Business student Harrison Edwards had never ridden a horse nor even walked into a stable ­before this week.

Fresh out of school, the 19-year-old says he knows a thing or two about the racetrack, but when it comes to the finer points of thoroughbred breeding, horse handling or bloodstock auctions he’s a self-confessed novice.

Mr Edwards and his peer Georgia Gumm, 16, are on a steep learning curve, working with some of the country’s best trainers and breeders, getting their hands dirty in the stables, feeding, ­saddling and grooming some of the country’s most promising yearlings.

“Working around the stables and getting experience handling horses is something I’ve never done … I’ve hardly been around horses,” Mr Edwards said.

“But working with these amazing horses is a thrill,” he added.

Mr Edwards and Ms Gumm are among the first interns to join the fledgling Silverdale Academy, a new intern program designed by the Australian Turf Club and TAFE NSW and launched to counter the acute skills gap across the racing and breeding industry.

The program, according to influential breeder Steve Grant, introduces TAFE students to the different career paths available across the industry, hoping interns can get an early taste of what opportunities exist in the business of racing and breeding.

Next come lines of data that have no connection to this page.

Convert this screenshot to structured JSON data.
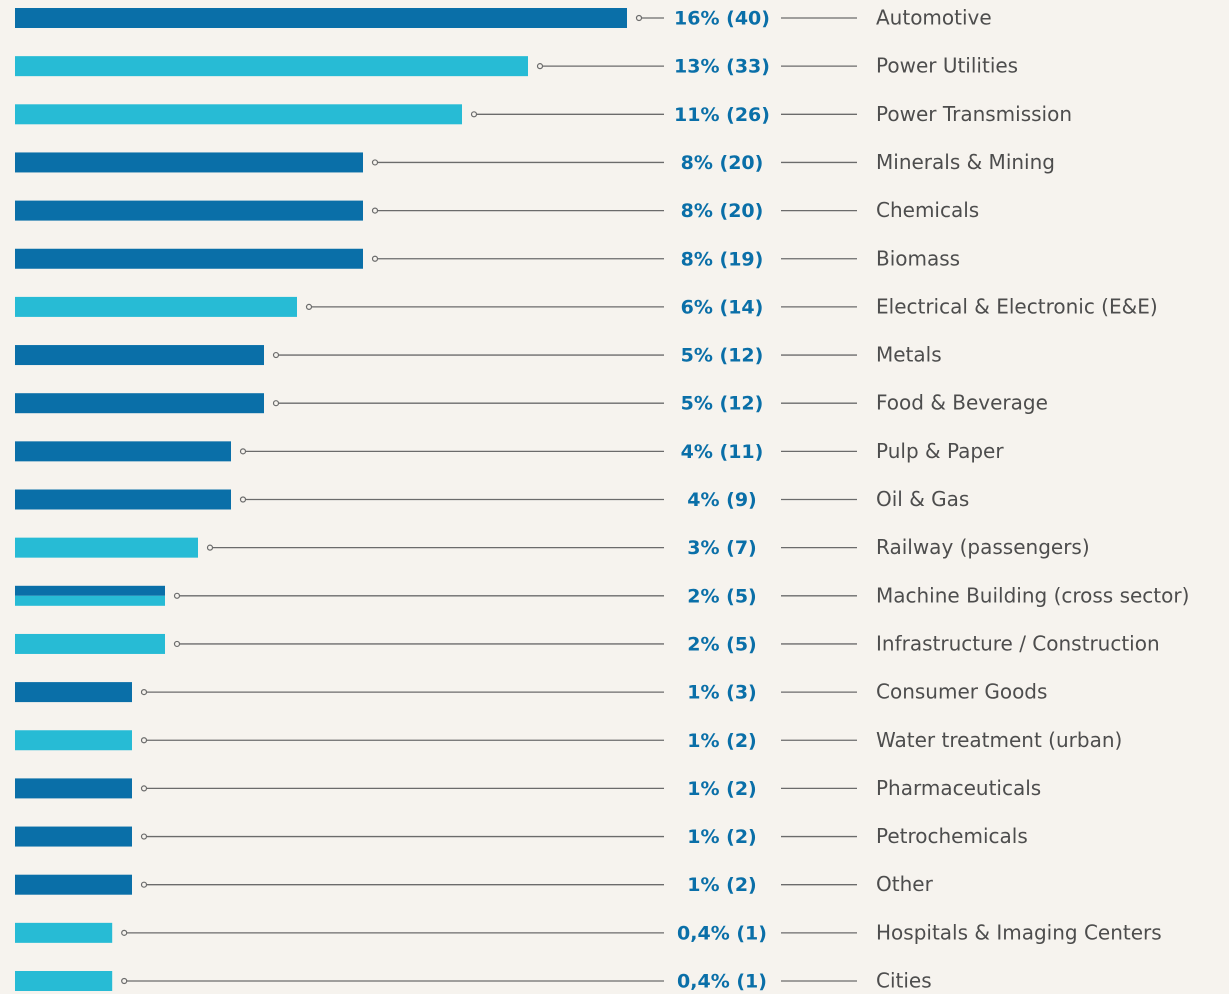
{
  "chart_data": {
    "type": "bar",
    "categories": [
      "Automotive",
      "Power Utilities",
      "Power Transmission",
      "Minerals & Mining",
      "Chemicals",
      "Biomass",
      "Electrical & Electronic (E&E)",
      "Metals",
      "Food & Beverage",
      "Pulp & Paper",
      "Oil & Gas",
      "Railway (passengers)",
      "Machine Building (cross sector)",
      "Infrastructure / Construction",
      "Consumer Goods",
      "Water treatment (urban)",
      "Pharmaceuticals",
      "Petrochemicals",
      "Other",
      "Hospitals & Imaging Centers",
      "Cities"
    ],
    "values": [
      16,
      13,
      11,
      8,
      8,
      8,
      6,
      5,
      5,
      4,
      4,
      3,
      2,
      2,
      1,
      1,
      1,
      1,
      1,
      0.4,
      0.4
    ],
    "value_labels": [
      "16% (40)",
      "13% (33)",
      "11% (26)",
      "8% (20)",
      "8% (20)",
      "8% (19)",
      "6% (14)",
      "5% (12)",
      "5% (12)",
      "4% (11)",
      "4% (9)",
      "3% (7)",
      "2% (5)",
      "2% (5)",
      "1% (3)",
      "1% (2)",
      "1% (2)",
      "1% (2)",
      "1% (2)",
      "0,4% (1)",
      "0,4% (1)"
    ],
    "colors": [
      "#0a6fa8",
      "#27bbd5",
      "#27bbd5",
      "#0a6fa8",
      "#0a6fa8",
      "#0a6fa8",
      "#27bbd5",
      "#0a6fa8",
      "#0a6fa8",
      "#0a6fa8",
      "#0a6fa8",
      "#27bbd5",
      [
        "#0a6fa8",
        "#27bbd5"
      ],
      "#27bbd5",
      "#0a6fa8",
      "#27bbd5",
      "#0a6fa8",
      "#0a6fa8",
      "#0a6fa8",
      "#27bbd5",
      "#27bbd5"
    ]
  }
}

Mr Grant, who owns Silverdale Farm in the Southern Highlands and is spearheading the TAFE NSW collaboration, said the breeding and racing industry had never established apprenticeships and always relied on people moving into the industry.

“If you think of a carpenter, they’ll have a three- or four-year apprenticeship, but our industry doesn’t really have that, so we’re trying to get that started with this new TAFE collaboration.

“We need to entice people into the industry before they find their career, because what we’ve found is so many people transfer into it later on in life,” Mr Grant said, adding that the industry in Australia had become heavily reliant on inter­national employees.

“A lot of people would not necessarily look at our industry straight out of school, but it’s about the third-largest employer in Australia, with 75,000 jobs, and there’s all sorts of skills people can learn, whether it’s horticulture, hospitality, trackwork, becoming a vet nurse or a breeder.”

When he devised the program, Mr Grant said it was important it involved TAFE NSW, where he previously studied before becoming a breeder.

“At school, I suffered from dyslexia and really struggled with a learning disability,” he said.

“Even though I was a good student, I just couldn’t seem to get the marks. So when I put this scheme together it was really important to me personally that it involved TAFE.”

The program, which draws together some of the biggest names in Australian horse racing and breeding – including Gai Waterhouse, Gary Portelli and William Inglis – is set to expand across the state’s leading racing venues.